汇编语言整数寄存器

Question

I don't understand what this assembly instruction does. What is its effect and why?

imull $16, (%eax, %edx,4)

The initial values of the registers are

%eax= 0x100x
%edx= 0x3

Answer 1

I'm assuming you're trying to understand how to interpret that AT&T style assembly instruction, in particular the addressing part. I'm sure you don't need help understanding what the imull $16 part does - it simply performs a signed multiplication, the last l standing for long word.

(%eax, %edx, 4) is a form of addressing, where you have a base address, an offset of a certain amount of elements, and a scale/multiplier for multiplying the number of elements by the size of each one: (base, offset, offset scale/multiplier) .

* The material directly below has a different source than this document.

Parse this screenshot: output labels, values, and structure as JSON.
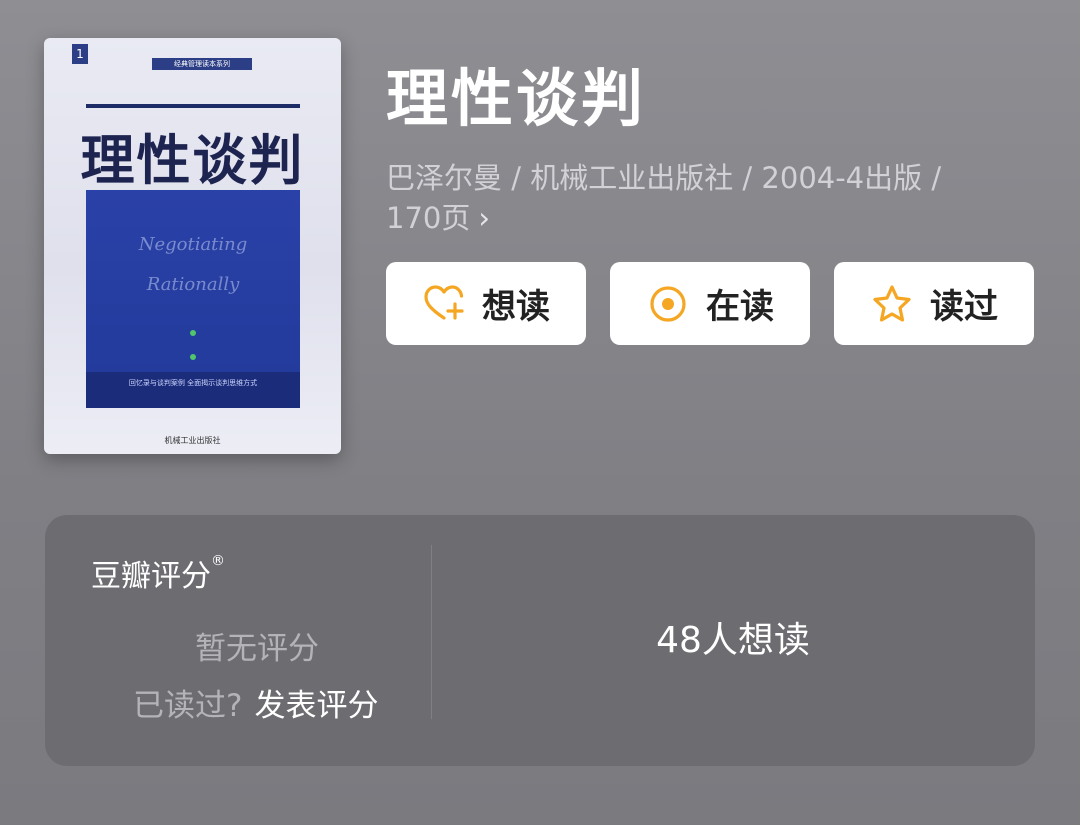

What you end up with is (base + (offset * multiplier) , so in this case it'll be:

(%eax + (%edx * 4))
(0x100 + (0x3 * 4))
(0x100 + 0xC)
(0x10C)

Therefore the instruction imull $16, (%eax, %edx,4) performs a signed multiplication of 16 by the value of the long word at the address 0x10C .

Answer 2

The result of this instruction will be whatever dword is stored at the address 0x10c multiplied by 16 (or, if you prefer, shifted to the left by 4 bits). The result will be written to that address as well.